When the chief finally got there, in an old black Dodge Polaris, I was all over him. I started talking before he had even climbed out of his car.
“Chief, your men are holding important evidence. We need to see it,” I said, not raising my voice at the sixtyish, potbellied man but making sure he got the point. “This is a federal investigation now. I’m here representing both the FBI and Homeland Security. We’ve lost valuable time because of your men.”
To his credit, the police chief himself was exasperated. He began yelling at his officers. “Bring the evidence over here, you morons. What the hell are you two trying to pull? What were you thinking? Do you think? Bring the evidence.”
His men came running, and the taller of the two, who I later lear
ned was the chief’s son-in-law, handed over the camera. It was a Canon PowerShot and I knew how to get at the pictures.
So what do we have here? The first shots were well-composed nature photos. No people in any of them. Close-ups and wide-angle shots.
Then came pictures of the actual evacuation. Unbelievable.
Then I finally got my first look at the man who had filmed the explosion.
His back was to the camera. At first he was standing, but in the next few shots he was down on one knee. Probably to get a better angle.
I don’t know what had prompted the rock climber to take the initial few shots, but his instincts were pretty good. The mystery man was videotaping the deserted town—then suddenly it went up in flames that rose several hundred feet high. It seemed pretty clear that he had known about the attack before it happened.
The next photograph showed the man turning in the direction of the climbers. He actually began to walk toward them, or so it appeared on film. I wondered if he’d spotted one of them taking his picture. He seemed to be looking their way.
That was when I saw his face, and I couldn’t believe what I was looking at. I recognized him. And why not? I’d been chasing him for years. He was wanted for more than a dozen murders here and in Europe. He was a vicious psychopath, one of the worst of his kind still on the loose anywhere in the world.
His name was Geoffrey Shafer, but I knew him better as the Weasel.
What was he doing here?
Chapter 11
THERE WERE A COUPLE more crystal-clear shots as the hateful Weasel got closer to the photographer.

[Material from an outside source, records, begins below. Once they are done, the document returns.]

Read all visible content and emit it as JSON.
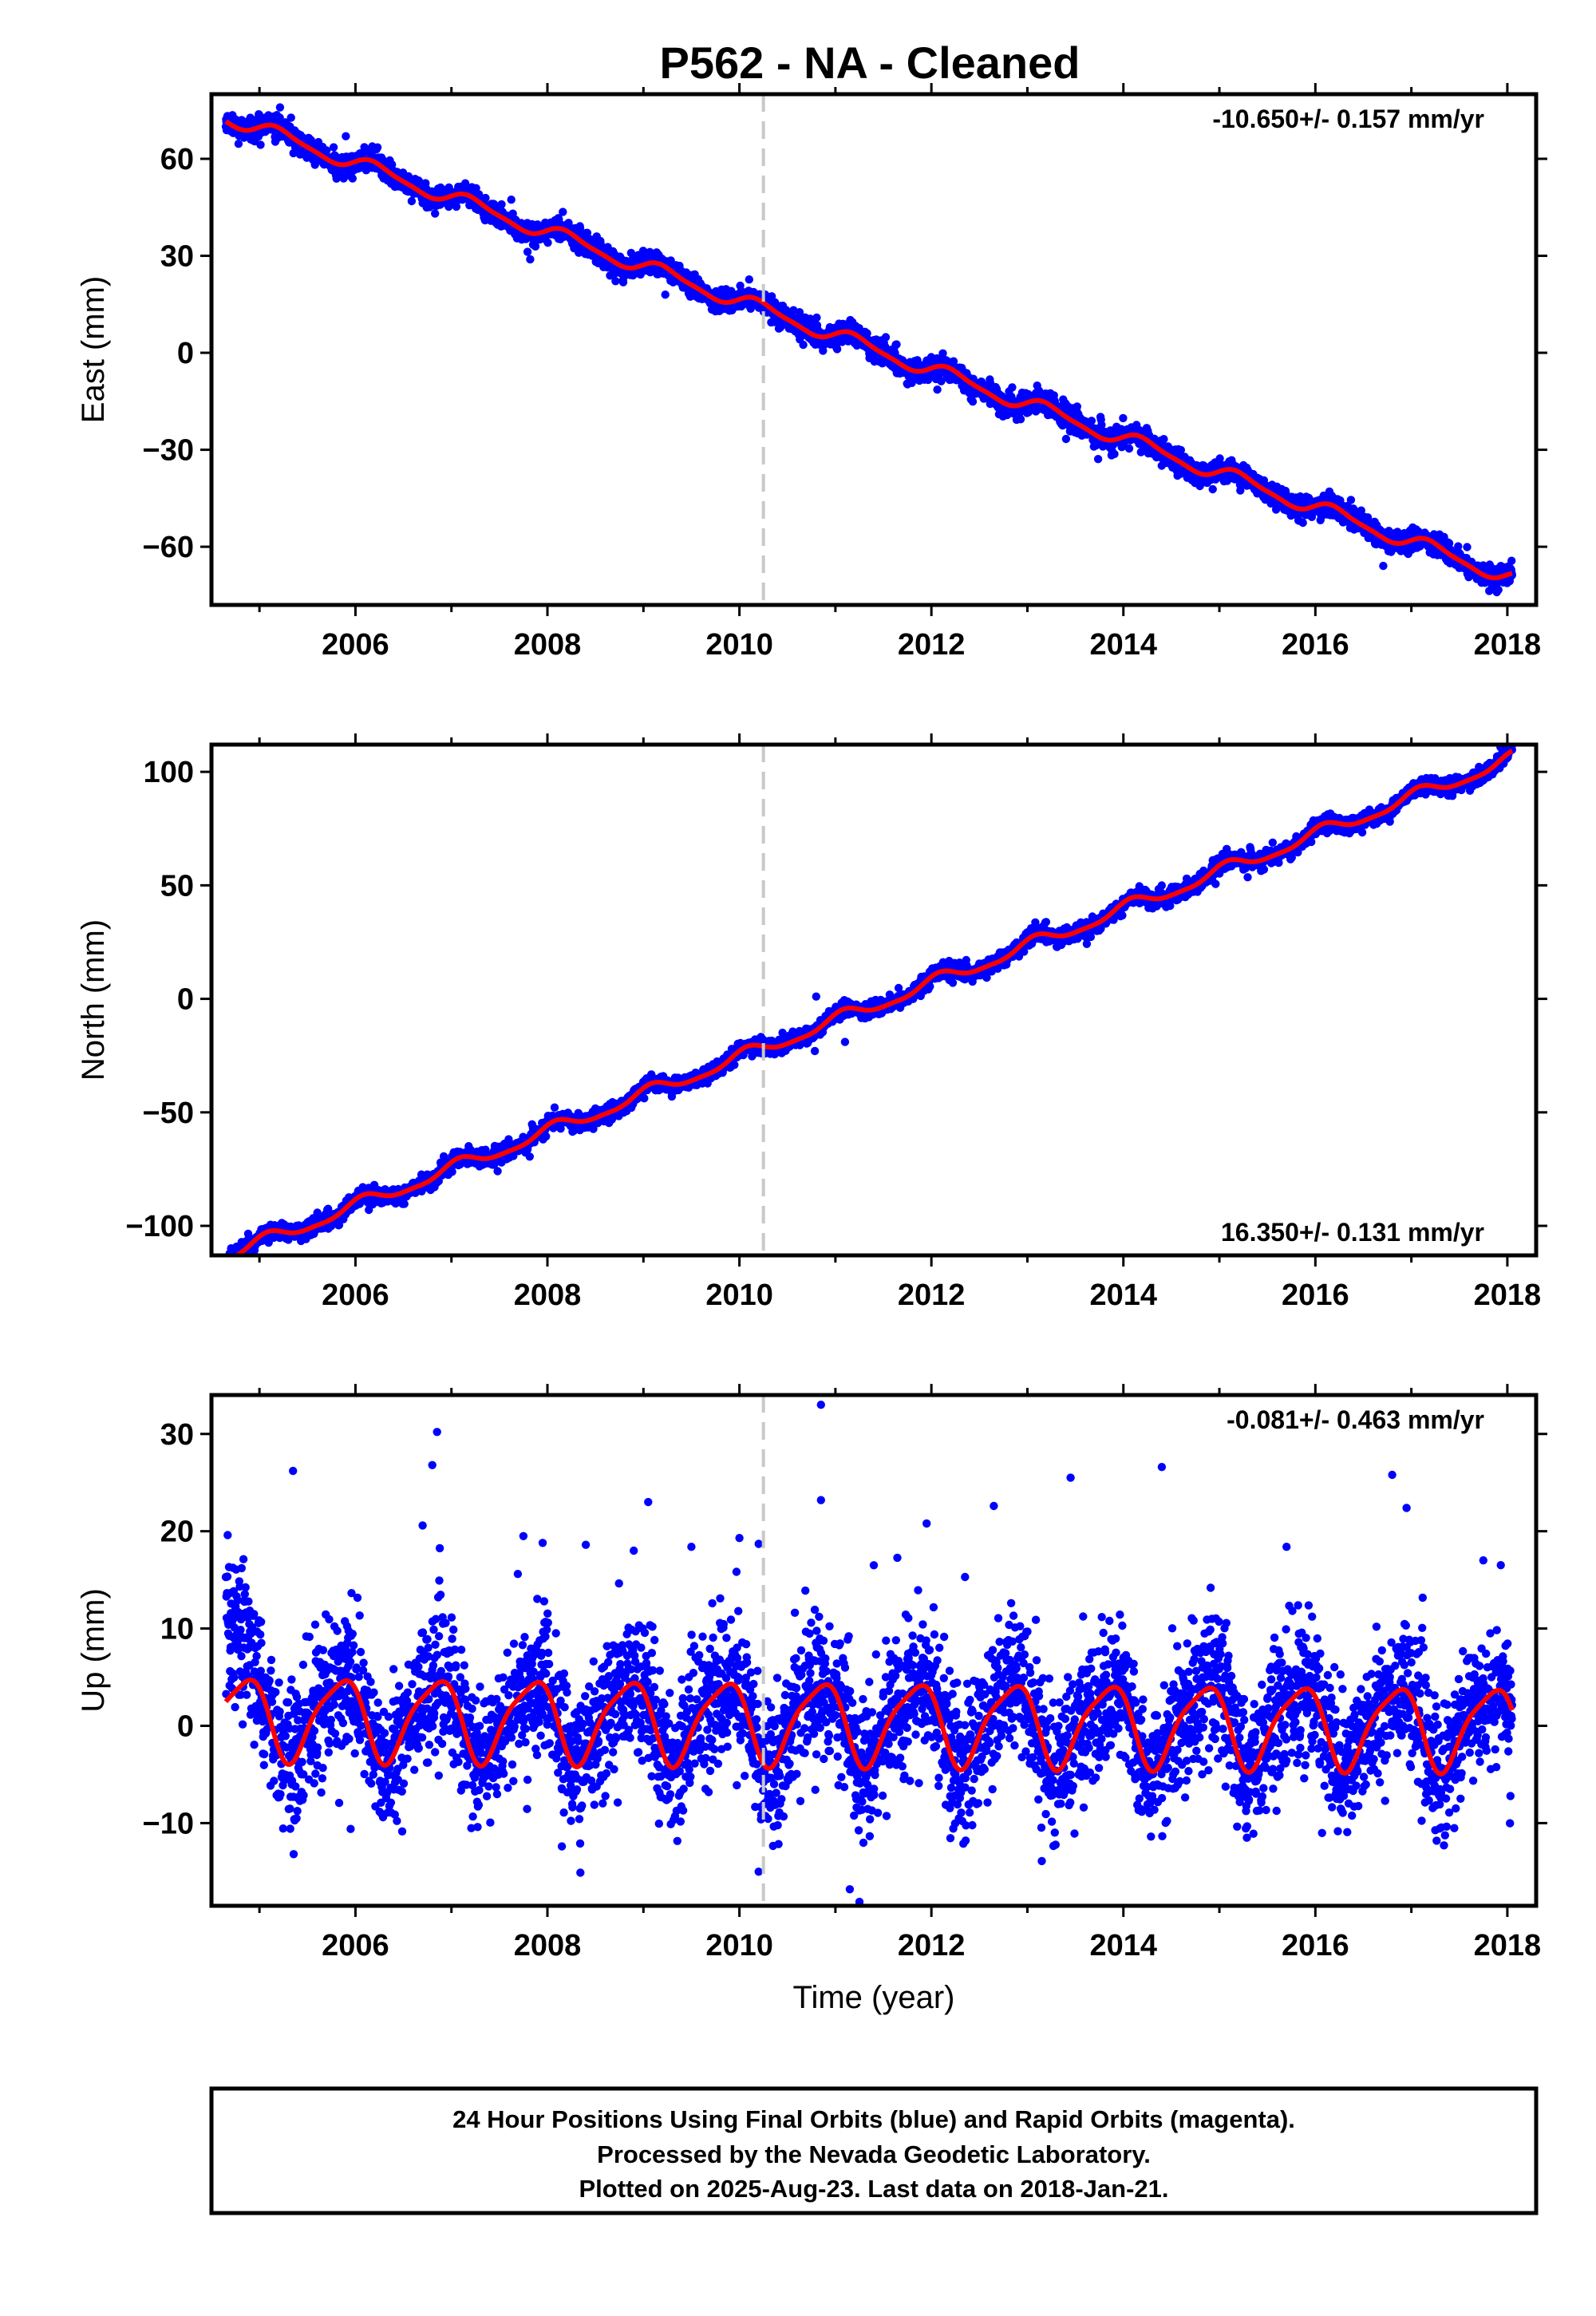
{
  "title": "P562  - NA - Cleaned",
  "colors": {
    "data": "#0000ff",
    "model": "#ff0000",
    "event": "#c8c8c8",
    "frame": "#000000"
  },
  "chart_data": [
    {
      "type": "scatter",
      "name": "east",
      "ylabel": "East (mm)",
      "xlabel": "",
      "xlim": [
        2004.5,
        2018.3
      ],
      "ylim": [
        -78,
        80
      ],
      "xticks": [
        2006,
        2008,
        2010,
        2012,
        2014,
        2016,
        2018
      ],
      "yticks": [
        -60,
        -30,
        0,
        30,
        60
      ],
      "rate_label": "-10.650+/- 0.157 mm/yr",
      "rate_position": "top-right",
      "event_x": 2010.25,
      "data_start": 2004.65,
      "data_end": 2018.05,
      "model": {
        "intercept_at_2011": 5.4,
        "rate": -10.65,
        "annual_amp": 2.2,
        "semiannual_amp": 0.6,
        "phase": 0.2
      },
      "outliers": [
        [
          2005.3,
          66
        ],
        [
          2005.9,
          67
        ]
      ]
    },
    {
      "type": "scatter",
      "name": "north",
      "ylabel": "North (mm)",
      "xlabel": "",
      "xlim": [
        2004.5,
        2018.3
      ],
      "ylim": [
        -113,
        112
      ],
      "xticks": [
        2006,
        2008,
        2010,
        2012,
        2014,
        2016,
        2018
      ],
      "yticks": [
        -100,
        -50,
        0,
        50,
        100
      ],
      "rate_label": "16.350+/- 0.131 mm/yr",
      "rate_position": "bottom-right",
      "event_x": 2010.25,
      "data_start": 2004.65,
      "data_end": 2018.05,
      "model": {
        "intercept_at_2011": -9.5,
        "rate": 16.35,
        "annual_amp": 2.8,
        "semiannual_amp": 0.8,
        "phase": 1.1
      },
      "outliers": [
        [
          2010.8,
          1
        ],
        [
          2011.1,
          -19
        ]
      ]
    },
    {
      "type": "scatter",
      "name": "up",
      "ylabel": "Up (mm)",
      "xlabel": "Time (year)",
      "xlim": [
        2004.5,
        2018.3
      ],
      "ylim": [
        -18.5,
        34
      ],
      "xticks": [
        2006,
        2008,
        2010,
        2012,
        2014,
        2016,
        2018
      ],
      "yticks": [
        -10,
        0,
        10,
        20,
        30
      ],
      "rate_label": "-0.081+/- 0.463 mm/yr",
      "rate_position": "top-right",
      "event_x": 2010.25,
      "data_start": 2004.65,
      "data_end": 2018.05,
      "model": {
        "intercept_at_2011": 0.4,
        "rate": -0.081,
        "annual_amp": 4.1,
        "semiannual_amp": 0.9,
        "phase": 2.6
      },
      "outliers": [
        [
          2005.35,
          26.2
        ],
        [
          2006.7,
          20.6
        ],
        [
          2006.8,
          26.8
        ],
        [
          2006.85,
          30.2
        ],
        [
          2007.75,
          19.5
        ],
        [
          2007.95,
          18.8
        ],
        [
          2008.4,
          18.6
        ],
        [
          2009.05,
          23
        ],
        [
          2009.5,
          18.4
        ],
        [
          2010.0,
          19.3
        ],
        [
          2010.2,
          18.7
        ],
        [
          2010.85,
          33
        ],
        [
          2010.85,
          23.2
        ],
        [
          2011.4,
          16.5
        ],
        [
          2011.95,
          20.8
        ],
        [
          2012.35,
          15.3
        ],
        [
          2012.65,
          22.6
        ],
        [
          2013.45,
          25.5
        ],
        [
          2014.4,
          26.6
        ],
        [
          2015.7,
          18.4
        ],
        [
          2016.8,
          25.8
        ],
        [
          2016.95,
          22.4
        ],
        [
          2017.75,
          17
        ],
        [
          2008.15,
          -12.4
        ],
        [
          2010.2,
          -15
        ],
        [
          2011.15,
          -16.8
        ],
        [
          2011.25,
          -18.1
        ],
        [
          2013.15,
          -13.9
        ],
        [
          2005.95,
          -10.6
        ]
      ]
    }
  ],
  "footer": {
    "line1": "24 Hour Positions Using Final Orbits (blue) and Rapid Orbits (magenta).",
    "line2": "Processed by the Nevada Geodetic Laboratory.",
    "line3": "Plotted on 2025-Aug-23. Last data on 2018-Jan-21."
  }
}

Just the sight of him sent my brain reeling, and I felt a little sick. My mouth was dry, and I kept licking my lips. What is Shafer doing here? What connection does he have to the bomb that leveled this small town? It was crazy, felt like a dream, completely unreal.
I’d first come across Colonel Geoffrey Shafer in Washington three years ago. He’d murdered more than a dozen people there, though we could never prove it. He would pose as a cabdriver, usually in Southeast, where I lived. The prey was easy to grab, and he knew D.C. police investigations weren’t as thorough when the victims were poor and black. Shafer also had a day job—he was an army colonel working inside the British embassy. On the face of it, he couldn’t have been more respectable. And yet he was a horrible murderer, one of the worst pattern killers I’d ever come across.
A local agent named Fred Wade joined me near the helicopter I’d come in on. I was still studying the climber’s photos. Wade told me he wanted to know what was going on, and I couldn’t blame him. So did I.
“The man who videotaped the explosion is named Geoffrey Shafer,” I told Wade. “I know him. He committed several murders in D.C. when I was a homicide detective there. The last we heard of him, he’d fled to London. He murdered his wife in front of their children in a London market. Then he disappeared. Well, I guess he’s back. I have no idea why, but it makes my head hurt just to think about it.”
I took out my cell phone and put in a call to Washington. As I described what I’d discovered, I was reviewing the last few photographs taken of Colonel Shafer. In one of the photos he was climbing into a red Ford Bronco.
The next was a rear shot of the Bronco as it rode away. Jesus. The license plate was visible.
And that was the strangest thing of all so far: the Weasel had made a mistake.
The Weasel I’d known didn’t make them.
So maybe it wasn’t a mistake after all.
Maybe it was part of a plan.
Chapter 12
THE WOLF WAS STILL in Los Angeles, but reports were coming in from the Nevada desert on a regular basis. Police arriving near Sunrise Valley . . . then helicopters . . . the U.S. Army . . . finally the FBI.
His old friend Alex Cross was out there now, too. Good for Alex Cross. What a good soldier.
Nobody understanding a goddamn thing, of course.